Another claim, set up against the complainant, is, that, during the coverture, he received (and the master’s report states the fact) one hundred and forty-two dollars belonging to the estate of the intestate. This sum, as I understand, is made up of small payments from time to time made by Mr. Lewis, on account of interest on the note of eleven hundred dollars, and appears to have been paid to Mr. or Mrs. Elliott, but to which does not appear, upon the supposition, that, in the division or distribution between her and her children, the note was set apart for her share. At the same time, Mr. Lewis was making advances, on account of the interest on the bond and mortgage, to and for the use of the children. All this appears by Mr. Lewis’s account-book, in which the entries are all made in his hand-writing. Under these circumstances, I do not see that Mr. Elliott, at present, is to be charged with the one hundred and forty-two dollars, as money belonging to the estate, or in which the children have any interest. It was certainly paid as Mrs. Elliott’s own money; and if Mr. Elliott, in right of his wife, is to take the' note to himself, upon the ground of a devastavit, then he ought to be *47permitted to retain the one hundred and forty-two dollars. At any rate, when the question, in relation to the distribution of the estate, comes to be finally settled, if it may not be deemed already settled between the mother and her children, it will be time to call Mr. Elliott to account for the one hundred and forty-two dollars ; bearing in mind, at the same time, that the children received, on account of the mortgage, three hundred and seventeen dollars, as stated in the master’s report. There are also some articles of household furniture in Mr. Elliott’s possession, which, it is said, he must account for. These, originally, belonged to the intestate’s estate and were held by the widow at the time of their intermarriage ; but whether they were not bought in and paid for by her or had not, in some way, become her individual property, does not appear. This, likewise, is a matter which I think the court has nothing to do with at present.
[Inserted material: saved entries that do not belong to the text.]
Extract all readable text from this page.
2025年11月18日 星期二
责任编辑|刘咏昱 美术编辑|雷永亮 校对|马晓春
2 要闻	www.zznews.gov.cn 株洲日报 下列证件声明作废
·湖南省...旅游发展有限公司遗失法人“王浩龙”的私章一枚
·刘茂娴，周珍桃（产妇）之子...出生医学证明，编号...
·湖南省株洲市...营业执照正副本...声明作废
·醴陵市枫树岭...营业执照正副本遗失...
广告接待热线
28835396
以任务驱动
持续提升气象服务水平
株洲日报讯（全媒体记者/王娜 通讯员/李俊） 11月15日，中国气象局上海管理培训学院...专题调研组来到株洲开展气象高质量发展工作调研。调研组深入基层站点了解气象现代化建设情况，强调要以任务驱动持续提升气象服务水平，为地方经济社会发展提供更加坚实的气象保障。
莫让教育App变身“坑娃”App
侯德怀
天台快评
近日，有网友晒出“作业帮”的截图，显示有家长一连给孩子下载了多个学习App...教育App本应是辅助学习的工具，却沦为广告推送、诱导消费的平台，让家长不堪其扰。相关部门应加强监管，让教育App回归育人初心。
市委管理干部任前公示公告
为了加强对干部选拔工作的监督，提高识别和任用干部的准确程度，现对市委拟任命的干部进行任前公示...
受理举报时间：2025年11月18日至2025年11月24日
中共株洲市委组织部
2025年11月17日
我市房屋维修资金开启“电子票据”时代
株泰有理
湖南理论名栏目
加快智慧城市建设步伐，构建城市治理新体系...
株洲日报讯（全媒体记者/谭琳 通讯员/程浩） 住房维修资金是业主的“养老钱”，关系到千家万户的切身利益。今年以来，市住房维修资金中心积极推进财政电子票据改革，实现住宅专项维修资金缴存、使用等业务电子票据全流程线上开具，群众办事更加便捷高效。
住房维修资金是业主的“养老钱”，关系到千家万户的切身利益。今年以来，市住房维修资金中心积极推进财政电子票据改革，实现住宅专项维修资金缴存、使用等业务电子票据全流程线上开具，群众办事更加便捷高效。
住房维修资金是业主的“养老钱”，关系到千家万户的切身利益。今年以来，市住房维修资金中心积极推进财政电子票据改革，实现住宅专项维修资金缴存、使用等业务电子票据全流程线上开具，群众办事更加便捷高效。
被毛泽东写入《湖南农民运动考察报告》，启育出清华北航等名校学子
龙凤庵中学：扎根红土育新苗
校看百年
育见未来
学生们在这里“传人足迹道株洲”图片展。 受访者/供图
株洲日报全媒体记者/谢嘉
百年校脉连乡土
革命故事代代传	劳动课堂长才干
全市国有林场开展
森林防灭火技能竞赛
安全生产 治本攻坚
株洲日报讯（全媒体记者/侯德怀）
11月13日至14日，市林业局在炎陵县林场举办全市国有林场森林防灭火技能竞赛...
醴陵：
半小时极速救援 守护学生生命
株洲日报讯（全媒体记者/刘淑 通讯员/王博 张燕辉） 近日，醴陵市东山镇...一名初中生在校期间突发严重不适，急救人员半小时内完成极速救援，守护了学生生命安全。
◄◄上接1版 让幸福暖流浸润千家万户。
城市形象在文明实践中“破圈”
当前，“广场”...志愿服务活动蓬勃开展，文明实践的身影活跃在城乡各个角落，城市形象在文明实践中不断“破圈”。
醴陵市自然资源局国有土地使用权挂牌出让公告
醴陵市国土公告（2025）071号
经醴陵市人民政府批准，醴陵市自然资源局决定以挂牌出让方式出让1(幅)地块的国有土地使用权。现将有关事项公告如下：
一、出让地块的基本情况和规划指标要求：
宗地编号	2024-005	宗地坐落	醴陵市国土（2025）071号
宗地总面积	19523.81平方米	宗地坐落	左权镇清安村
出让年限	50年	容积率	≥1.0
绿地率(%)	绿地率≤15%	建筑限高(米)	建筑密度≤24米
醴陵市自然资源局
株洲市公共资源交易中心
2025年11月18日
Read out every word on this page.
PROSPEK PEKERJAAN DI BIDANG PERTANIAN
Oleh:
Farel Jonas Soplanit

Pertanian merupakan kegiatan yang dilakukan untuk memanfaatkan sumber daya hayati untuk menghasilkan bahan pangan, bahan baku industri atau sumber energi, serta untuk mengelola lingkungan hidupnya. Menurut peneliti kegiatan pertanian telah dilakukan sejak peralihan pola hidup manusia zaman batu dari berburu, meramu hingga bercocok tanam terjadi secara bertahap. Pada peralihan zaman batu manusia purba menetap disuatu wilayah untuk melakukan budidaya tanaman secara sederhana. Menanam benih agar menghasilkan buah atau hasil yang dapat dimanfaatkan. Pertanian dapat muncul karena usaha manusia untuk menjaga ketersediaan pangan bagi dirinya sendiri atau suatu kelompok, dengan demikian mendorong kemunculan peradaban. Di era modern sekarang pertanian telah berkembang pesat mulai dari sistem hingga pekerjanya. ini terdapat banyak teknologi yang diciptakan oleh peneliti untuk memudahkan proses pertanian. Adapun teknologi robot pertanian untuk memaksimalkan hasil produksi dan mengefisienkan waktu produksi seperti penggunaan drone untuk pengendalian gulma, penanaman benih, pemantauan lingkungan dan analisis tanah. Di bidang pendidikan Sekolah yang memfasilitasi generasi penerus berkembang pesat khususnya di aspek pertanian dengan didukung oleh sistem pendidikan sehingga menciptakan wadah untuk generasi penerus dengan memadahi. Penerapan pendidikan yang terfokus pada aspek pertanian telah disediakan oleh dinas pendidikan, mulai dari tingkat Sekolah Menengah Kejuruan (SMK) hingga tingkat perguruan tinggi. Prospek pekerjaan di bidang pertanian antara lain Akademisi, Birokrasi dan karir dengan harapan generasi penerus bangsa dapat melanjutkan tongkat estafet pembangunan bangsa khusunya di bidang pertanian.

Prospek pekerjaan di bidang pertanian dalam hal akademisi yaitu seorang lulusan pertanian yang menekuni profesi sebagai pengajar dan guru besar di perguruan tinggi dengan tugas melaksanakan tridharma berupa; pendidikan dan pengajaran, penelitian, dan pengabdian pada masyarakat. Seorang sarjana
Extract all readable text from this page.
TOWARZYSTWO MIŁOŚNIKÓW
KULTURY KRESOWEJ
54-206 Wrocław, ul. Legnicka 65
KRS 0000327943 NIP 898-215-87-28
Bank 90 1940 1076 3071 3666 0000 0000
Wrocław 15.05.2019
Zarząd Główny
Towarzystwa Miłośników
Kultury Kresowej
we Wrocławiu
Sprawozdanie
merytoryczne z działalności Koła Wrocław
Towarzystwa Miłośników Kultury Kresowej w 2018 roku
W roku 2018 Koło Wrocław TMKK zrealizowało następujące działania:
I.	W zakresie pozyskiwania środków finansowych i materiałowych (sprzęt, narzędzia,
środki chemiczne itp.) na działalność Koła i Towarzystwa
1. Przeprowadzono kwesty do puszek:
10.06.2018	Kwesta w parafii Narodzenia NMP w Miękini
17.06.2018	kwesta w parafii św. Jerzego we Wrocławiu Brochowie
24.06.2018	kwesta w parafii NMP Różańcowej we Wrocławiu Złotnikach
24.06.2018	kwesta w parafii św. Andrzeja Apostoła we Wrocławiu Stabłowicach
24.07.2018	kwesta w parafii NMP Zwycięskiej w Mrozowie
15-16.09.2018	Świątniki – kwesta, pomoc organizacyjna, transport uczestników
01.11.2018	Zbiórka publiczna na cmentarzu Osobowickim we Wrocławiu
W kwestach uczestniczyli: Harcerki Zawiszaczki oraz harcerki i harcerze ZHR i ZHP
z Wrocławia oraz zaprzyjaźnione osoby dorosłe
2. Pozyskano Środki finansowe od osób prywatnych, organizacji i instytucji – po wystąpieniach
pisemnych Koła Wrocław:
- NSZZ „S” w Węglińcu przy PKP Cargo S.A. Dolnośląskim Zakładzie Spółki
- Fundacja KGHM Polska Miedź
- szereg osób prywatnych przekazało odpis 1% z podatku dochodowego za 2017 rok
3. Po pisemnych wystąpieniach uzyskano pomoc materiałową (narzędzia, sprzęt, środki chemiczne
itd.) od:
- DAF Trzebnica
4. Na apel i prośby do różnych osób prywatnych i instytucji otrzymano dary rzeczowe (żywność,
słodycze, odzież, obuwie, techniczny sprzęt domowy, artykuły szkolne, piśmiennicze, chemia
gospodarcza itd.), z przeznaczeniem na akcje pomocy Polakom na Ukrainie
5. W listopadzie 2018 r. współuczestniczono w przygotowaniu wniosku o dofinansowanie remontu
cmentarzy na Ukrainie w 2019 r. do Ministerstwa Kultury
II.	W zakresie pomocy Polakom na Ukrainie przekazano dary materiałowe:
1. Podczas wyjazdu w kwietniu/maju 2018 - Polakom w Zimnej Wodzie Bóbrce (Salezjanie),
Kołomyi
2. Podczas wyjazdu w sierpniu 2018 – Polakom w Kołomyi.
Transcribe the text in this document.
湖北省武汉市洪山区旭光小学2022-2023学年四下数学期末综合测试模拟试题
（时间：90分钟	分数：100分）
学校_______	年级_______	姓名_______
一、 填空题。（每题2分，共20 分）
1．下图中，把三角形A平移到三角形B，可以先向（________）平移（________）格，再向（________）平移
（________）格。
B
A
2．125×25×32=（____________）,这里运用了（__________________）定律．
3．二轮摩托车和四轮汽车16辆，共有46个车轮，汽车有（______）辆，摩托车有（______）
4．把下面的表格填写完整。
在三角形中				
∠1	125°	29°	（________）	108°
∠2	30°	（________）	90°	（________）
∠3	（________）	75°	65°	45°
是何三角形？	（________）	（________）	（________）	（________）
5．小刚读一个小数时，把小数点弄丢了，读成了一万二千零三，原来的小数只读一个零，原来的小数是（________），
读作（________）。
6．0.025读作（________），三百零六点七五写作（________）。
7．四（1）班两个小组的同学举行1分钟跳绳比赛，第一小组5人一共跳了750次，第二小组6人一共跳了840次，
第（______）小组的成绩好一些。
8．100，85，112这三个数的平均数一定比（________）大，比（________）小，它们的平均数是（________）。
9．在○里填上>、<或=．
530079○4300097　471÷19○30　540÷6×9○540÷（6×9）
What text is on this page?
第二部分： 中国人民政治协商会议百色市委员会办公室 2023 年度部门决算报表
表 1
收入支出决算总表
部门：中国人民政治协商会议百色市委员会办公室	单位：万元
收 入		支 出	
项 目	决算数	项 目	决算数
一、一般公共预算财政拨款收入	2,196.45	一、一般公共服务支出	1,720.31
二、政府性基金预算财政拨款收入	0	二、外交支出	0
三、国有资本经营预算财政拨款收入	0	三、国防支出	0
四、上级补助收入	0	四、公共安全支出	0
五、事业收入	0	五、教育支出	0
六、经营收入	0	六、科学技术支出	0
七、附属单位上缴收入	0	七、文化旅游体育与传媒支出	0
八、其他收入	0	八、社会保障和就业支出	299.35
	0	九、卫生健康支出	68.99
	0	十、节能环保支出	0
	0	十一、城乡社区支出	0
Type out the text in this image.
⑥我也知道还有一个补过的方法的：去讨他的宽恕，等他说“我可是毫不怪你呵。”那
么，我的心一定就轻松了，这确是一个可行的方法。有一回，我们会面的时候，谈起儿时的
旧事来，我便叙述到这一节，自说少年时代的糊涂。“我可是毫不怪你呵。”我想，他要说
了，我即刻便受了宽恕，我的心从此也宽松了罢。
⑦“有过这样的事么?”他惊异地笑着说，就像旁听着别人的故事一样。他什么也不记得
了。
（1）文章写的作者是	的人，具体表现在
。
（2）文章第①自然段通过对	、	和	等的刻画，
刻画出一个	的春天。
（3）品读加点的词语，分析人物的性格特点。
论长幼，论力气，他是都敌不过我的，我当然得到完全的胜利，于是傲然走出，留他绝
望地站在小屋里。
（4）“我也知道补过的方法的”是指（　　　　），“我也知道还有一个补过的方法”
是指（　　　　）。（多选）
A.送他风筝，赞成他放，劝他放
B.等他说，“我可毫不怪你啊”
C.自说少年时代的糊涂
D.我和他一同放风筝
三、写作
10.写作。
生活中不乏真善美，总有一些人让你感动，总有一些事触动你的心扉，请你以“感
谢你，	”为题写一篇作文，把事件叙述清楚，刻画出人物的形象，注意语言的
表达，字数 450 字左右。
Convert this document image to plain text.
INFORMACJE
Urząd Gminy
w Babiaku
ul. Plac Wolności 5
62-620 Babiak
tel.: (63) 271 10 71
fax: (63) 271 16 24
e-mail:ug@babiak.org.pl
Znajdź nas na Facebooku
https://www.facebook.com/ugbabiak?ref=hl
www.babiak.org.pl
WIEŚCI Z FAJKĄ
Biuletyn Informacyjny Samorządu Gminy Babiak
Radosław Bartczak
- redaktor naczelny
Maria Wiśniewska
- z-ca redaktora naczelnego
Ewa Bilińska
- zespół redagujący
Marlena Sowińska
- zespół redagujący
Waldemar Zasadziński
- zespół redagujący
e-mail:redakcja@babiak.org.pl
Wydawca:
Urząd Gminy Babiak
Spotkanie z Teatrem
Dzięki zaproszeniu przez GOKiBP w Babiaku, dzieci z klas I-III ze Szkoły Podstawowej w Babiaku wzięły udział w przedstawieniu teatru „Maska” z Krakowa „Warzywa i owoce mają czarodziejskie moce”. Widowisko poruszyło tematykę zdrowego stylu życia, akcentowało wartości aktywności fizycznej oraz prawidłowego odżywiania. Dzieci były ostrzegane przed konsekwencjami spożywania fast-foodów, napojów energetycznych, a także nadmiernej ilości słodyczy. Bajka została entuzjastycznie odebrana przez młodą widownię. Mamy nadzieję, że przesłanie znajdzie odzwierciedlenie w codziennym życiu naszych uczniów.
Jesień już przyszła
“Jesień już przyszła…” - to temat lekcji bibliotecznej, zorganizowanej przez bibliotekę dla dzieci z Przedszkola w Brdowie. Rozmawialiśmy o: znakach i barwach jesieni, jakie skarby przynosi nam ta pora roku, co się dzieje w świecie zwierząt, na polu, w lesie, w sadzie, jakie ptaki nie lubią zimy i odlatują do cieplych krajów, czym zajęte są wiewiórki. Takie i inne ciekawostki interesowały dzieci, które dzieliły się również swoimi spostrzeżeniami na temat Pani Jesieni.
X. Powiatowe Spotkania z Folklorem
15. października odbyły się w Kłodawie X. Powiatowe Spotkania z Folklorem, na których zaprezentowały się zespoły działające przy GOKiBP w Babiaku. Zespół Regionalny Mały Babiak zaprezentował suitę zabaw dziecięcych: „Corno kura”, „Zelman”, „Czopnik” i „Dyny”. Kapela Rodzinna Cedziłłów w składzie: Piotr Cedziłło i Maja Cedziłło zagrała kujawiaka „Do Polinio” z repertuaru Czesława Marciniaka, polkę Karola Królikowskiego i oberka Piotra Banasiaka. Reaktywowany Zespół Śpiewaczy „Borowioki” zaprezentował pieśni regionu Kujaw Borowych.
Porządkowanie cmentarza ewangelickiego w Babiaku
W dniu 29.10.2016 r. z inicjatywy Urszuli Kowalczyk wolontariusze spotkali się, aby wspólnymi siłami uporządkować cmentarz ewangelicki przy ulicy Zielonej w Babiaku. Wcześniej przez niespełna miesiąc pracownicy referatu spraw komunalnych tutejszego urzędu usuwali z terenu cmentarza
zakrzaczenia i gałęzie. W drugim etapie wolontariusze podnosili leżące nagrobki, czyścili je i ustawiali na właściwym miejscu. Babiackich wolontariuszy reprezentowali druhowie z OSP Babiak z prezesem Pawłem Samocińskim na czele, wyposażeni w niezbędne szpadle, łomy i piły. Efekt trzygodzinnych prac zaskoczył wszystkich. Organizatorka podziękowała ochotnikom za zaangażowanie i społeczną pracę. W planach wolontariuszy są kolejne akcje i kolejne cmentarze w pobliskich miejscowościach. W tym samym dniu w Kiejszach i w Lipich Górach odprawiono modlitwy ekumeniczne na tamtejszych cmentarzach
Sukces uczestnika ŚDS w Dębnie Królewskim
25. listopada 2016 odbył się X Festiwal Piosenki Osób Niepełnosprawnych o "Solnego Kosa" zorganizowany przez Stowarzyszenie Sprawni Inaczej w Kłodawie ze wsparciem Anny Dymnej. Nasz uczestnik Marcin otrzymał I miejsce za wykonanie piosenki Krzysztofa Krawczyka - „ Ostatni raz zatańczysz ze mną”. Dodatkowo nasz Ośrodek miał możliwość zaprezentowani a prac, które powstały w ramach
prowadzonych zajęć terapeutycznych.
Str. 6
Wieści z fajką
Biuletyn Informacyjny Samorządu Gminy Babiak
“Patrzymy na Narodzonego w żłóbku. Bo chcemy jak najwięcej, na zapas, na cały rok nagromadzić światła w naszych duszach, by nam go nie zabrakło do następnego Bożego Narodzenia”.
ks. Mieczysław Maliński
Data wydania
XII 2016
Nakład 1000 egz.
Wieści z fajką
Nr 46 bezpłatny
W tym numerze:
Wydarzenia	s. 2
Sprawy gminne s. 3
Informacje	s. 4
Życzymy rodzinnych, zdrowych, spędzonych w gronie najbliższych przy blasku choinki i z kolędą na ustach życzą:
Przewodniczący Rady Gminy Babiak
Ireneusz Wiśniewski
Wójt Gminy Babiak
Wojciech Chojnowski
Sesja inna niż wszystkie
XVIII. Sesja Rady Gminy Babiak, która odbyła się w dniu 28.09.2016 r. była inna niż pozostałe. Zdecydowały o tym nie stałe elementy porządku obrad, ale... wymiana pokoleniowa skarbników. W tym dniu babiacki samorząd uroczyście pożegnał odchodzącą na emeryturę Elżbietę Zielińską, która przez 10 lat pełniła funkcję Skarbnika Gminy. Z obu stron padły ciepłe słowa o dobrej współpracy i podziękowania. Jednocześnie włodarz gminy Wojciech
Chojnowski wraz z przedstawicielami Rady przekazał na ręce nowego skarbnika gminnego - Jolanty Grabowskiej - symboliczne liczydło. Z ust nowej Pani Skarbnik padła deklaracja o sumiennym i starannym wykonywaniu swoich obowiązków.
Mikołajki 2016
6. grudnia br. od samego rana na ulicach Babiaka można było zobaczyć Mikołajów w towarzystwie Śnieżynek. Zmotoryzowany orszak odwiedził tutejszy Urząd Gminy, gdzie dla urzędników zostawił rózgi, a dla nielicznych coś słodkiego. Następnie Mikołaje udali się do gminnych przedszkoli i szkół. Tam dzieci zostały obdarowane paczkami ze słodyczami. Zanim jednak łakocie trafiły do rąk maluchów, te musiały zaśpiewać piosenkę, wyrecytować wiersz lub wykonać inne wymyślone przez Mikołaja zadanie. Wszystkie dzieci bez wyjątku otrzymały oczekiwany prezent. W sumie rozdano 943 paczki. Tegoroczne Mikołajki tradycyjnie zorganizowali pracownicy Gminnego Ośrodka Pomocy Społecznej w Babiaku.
Upon the whole, therefore, 1 shall overrule the exceptions on both sides to the master’s report; and, upon the basis of the report, I shall order that the one hundred and twenty dollars for counsel fees and the sixty dollars for travelling expenses be paid out of the fund generally; also the master’s costs of the reference and of making the report to be taxed. In the next place, out of one half of the residue, as belonging to Thomas H. De Witt, that the complainant retain or be paid the seventy-two dollars and fifty cents reported to be owing by him to the complainant; and that the balance of such half be paid over to Thomas H. De Witt. That the other half of the residue, as belonging to George L. De Witt, be retained and applied towards paying the two hundred and ninety-seven dollars and fifty-one cents reported to be owing by him to the complainant.
Each party to bear and pay his own costs of this proceeding, except the master’s bill, which is to be paid out of the general fund, as above directed.